The following is guest post from Amy Rudersdorf, Director, Digital Information Management Program at the State Library of North Carolina.
We’ve got high hopes . . .
Just what makes that little ole ant
Think he’ll move that rubber tree plant?
Anyone knows an ant can’t
Move a rubber tree plant
But he’s got high hopes, he’s got high hopes
He’s got high apple pie in the sky hopes…

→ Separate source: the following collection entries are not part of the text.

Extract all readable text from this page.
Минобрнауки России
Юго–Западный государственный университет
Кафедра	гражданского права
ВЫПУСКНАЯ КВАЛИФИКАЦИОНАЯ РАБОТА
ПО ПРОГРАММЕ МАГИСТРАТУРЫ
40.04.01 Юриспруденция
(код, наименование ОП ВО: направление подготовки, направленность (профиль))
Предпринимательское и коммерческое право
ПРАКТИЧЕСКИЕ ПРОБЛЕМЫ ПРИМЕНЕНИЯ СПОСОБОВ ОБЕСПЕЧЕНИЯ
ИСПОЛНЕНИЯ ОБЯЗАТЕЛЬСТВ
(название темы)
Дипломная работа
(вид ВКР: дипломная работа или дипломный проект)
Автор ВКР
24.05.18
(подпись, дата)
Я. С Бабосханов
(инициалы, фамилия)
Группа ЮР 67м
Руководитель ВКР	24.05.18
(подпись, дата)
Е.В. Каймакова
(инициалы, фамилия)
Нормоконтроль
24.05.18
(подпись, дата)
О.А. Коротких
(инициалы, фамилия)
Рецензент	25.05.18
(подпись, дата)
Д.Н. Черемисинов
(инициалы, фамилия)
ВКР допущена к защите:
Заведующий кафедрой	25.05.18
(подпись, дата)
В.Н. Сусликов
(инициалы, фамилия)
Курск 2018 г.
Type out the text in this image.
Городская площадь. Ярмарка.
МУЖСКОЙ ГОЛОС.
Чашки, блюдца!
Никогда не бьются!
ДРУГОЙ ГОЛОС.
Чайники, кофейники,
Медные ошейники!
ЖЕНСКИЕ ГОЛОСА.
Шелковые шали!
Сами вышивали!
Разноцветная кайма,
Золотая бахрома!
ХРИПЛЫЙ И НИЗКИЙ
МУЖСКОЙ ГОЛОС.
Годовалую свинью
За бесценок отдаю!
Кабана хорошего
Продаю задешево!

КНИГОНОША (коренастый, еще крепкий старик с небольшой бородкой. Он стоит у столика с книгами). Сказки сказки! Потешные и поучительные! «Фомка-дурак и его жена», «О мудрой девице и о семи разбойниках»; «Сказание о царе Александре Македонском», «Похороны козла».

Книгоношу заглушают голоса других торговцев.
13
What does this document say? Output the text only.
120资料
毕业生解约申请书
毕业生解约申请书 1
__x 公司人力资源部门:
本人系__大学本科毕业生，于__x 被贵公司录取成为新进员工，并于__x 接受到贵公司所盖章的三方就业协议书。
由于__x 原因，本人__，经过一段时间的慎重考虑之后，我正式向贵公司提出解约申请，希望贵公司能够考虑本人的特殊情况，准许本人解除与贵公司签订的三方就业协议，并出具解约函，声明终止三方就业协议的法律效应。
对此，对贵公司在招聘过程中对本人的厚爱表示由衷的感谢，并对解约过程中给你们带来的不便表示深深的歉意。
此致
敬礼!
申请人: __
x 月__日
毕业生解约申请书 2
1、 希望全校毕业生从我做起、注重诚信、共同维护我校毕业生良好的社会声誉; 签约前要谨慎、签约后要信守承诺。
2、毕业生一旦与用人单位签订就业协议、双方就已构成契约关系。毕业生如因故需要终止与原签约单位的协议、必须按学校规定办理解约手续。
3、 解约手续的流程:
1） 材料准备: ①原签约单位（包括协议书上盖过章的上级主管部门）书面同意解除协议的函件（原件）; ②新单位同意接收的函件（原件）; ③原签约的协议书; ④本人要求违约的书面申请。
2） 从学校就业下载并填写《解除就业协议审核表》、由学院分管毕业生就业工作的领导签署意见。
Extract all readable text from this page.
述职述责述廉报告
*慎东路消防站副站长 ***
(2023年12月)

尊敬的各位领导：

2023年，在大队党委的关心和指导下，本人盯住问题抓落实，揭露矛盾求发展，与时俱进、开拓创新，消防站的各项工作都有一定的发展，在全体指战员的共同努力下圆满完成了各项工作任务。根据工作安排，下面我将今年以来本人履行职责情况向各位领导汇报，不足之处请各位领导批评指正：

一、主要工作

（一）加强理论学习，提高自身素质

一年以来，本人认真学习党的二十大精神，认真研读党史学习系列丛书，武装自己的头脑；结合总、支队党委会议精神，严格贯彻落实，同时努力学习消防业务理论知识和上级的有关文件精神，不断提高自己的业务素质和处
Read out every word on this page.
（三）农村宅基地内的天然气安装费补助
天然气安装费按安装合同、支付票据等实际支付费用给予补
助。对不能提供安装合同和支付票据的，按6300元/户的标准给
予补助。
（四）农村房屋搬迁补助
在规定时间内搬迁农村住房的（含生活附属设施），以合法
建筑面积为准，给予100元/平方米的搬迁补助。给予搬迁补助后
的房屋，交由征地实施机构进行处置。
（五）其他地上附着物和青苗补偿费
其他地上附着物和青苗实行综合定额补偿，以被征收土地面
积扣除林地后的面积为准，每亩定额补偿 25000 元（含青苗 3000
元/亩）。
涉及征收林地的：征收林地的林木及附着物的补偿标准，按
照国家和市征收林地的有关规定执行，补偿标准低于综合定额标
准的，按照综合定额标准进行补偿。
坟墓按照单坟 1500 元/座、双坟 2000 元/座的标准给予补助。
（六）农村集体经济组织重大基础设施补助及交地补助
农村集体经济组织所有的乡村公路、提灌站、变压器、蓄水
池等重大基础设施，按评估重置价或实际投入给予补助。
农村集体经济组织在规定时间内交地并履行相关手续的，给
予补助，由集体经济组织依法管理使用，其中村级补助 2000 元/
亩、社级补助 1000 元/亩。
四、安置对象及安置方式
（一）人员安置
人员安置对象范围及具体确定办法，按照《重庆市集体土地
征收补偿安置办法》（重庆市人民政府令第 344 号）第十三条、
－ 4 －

–Lyrics for “High Hopes” were written by Sammy Cahn with music by Jimmy Van Heu
An automated ingest process for born-digital publications of and by North Carolina state government has seemed completely outside the realm of possibility for the small staff at the State Library, employed to fulfill a legal mandate to preserve these important documents. It was, if you will, our rubber tree plant. It would have remained so, too, without the 2011 IMLS Sparks! Ignition grant that enabled us to dedicate staff, work with a contractor, and obtain resources to make our apple pie hopes a reality in the form of our Capture, Ingest, and Checksum tool.
So, what does CINCH do and why should your institution care? At a basic level, CINCH is a series of micro-services that are designed to locate targeted files on the internet and download them in a “preservation-ready state.” This includes maintaining the files’ integrity by running checksums throughout the process, virus checking, and enhancing the files’ context with automated metadata extraction.
Think of CINCH as an assembly line, with a series of deliberate actions being performed on a single file in progression (although, in reality, CINCH can process up to 4,500 of files per batch). At each step, CINCH attempts to perform a desired action. Whether successful or not, each action and its result is recorded for the user’s review. The final outcome is a zipped file that contains the original files targeted by the user, their associated metadata, and an audit trail document outlining every action taken upon the files.
Users upload a manifest containing their list of targeted files, which can consist of any combination of up to 11 different file types (.csv, .doc, .docx, .gif, .pdf, .png, .ppt, .pptx, .txt, .xls, .xlsx). Micro-services are first performed on the remote files: hashing, file duplication check, file type verification, assessing filenames for uniqueness and evaluating file sizes. Files are then downloaded to the server where the next series of micro-processes are run: virus scan (and immediate deletion if something sinister is detected), verification that the last modified date has not changed on download, checksum hash, de-duping based on filename and checksum, and metadata extraction. The files, along with the metadata and any error reports, are then packaged for download. Finally, users receive an email alert that their files have been fully processed and they have up to 30 days to download their package for local ingest.
The beta version of the software is free for download and local install from github. A stable downloadable release, as well as a hosted version for any North Carolina institution’s use, will be available in August 2012.
Here at the State Library, we’re feeling pretty confident that CINCH has met that huge goal we set for ourselves last year – to push our rubber tree a step or two forward. And, we hope that with this tool, other small and mid-sized institutions will be able to share our sentiment that digital preservation isn’t quite so “apple pie in the sky.”
Thanks to IMLS, our funder, and to our project partners: State Archives of North Carolina, North Carolina Libraries for Virtual Education (NC LIVE), Elon University’s Belk Library, and the J. Murrey Atkins Library at the University of North Carolina at Charlotte.